U.S. economy better - Good for oil prices

Post by dan_s »

Comments from Philip Springer, Editor of the Leeb's Income Performance newsletter
December 16, 2010
Market Averages Cling to Their Highs
The big story in the U.S. financial markets of late has been rising stock prices, fueled by prospects for improving economic growth; and soaring bond yields, with lower prices, for the same reason.
Many economists have increased their estimates of 2011 growth in the U.S. economy to 3%-3.5%. The soon-to-pass tax bill, including a one-year cut in payroll taxes and an extension of unemployment benefits, should help the economy. Consumer spending clearly is picking up, with retail sales at their highest level since 2007. And the Labor Dept. said today that first-time unemployment claims fell last week. The four-week average slid for a sixth week, to its lowest level since July 2008, before the Lehman Brothers collapse and the height of the height of the financial crisis.
Even so, the Federal Reserve said this week that it's sticking to its plan to buy $600 billion of Treasury securities while keeping short-term interest rates near zero. The high unemployment rate, currently 9.8%, is the main reason. The unemployment rate is higher than it was when the recession is said to have officially ended, 18 months ago. Inflation also remains very subdued. The latest report this week puts the consumer price index at just 1.1% higher than a year ago.

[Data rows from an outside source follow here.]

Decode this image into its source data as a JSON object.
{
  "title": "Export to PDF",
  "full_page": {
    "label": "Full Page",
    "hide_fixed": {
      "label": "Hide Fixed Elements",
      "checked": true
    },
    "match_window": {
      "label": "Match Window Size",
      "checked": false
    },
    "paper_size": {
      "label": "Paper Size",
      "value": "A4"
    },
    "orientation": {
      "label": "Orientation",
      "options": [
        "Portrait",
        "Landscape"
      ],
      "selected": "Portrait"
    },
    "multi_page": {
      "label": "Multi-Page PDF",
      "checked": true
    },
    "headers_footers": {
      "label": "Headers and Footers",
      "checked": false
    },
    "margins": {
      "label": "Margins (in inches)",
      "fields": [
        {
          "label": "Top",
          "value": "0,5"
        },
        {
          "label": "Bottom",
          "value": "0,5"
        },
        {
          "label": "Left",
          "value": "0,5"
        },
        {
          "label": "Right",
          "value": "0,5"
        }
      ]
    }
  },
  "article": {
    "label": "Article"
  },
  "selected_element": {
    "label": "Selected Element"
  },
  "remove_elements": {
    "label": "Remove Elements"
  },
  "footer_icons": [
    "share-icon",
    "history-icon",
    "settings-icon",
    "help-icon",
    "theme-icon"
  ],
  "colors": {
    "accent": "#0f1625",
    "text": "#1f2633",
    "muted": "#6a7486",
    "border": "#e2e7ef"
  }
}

A major question, of course, is whether we have the will to start reducing the deficit instead of letting it grow. Various polls suggest that most Americans want it both ways, agreeing that deficit reduction should be a top priority, but also wanting entitlements left alone.
The news from Europe also remains worrisome, with the focus now on Spain. Moody's said this week it might have to downgrade Spain's bonds again. And Standard and Poor's lowered its ratings outlook on Belgium to negative from stable. But there was good news today as auction of Spanish bonds went well. Even so, Europe's sovereign-debt story has a long way to go, in our view. Pressure may well resume in January, typically a heavy month for new-bond issuance.
Most of the major U.S. stock averages have hit their highest levels since September 2008 recently, including modest gains on four of the last five days. (Rate-sensitive utilities have been a notable exception.) But the equity advance has narrowed in scope. For example, the old-line, 30-stock Dow Jones industrial average has led the way of late. And smaller numbers of stocks in the broad market are rising in price or reaching new 52-highs than was the case at previous peaks in late April and early November.
Narrow market breadth often is a precursor to pullbacks, particularly when accompanied by a notable increase in bullish investor sentiment, which also has occurred lately. With the current bull market now 21 months old, periods of choppiness may well become more frequent. But don't confuse short-term concerns with the long-term trend, which is still up.
Meanwhile, benchmark 10-year Treasury issues now yield 3.5%, up sharply from near the admittedly price-overbought, yield-depressed low of 2.5%, right after the Fed's quantitative easing program was officially announced just six weeks ago. While higher yields reflect positives such as a better economy and investors' shift to stocks, they can also dampen growth. And rising rates could trigger another market correction, although we currently don't foresee a sharp sell-off.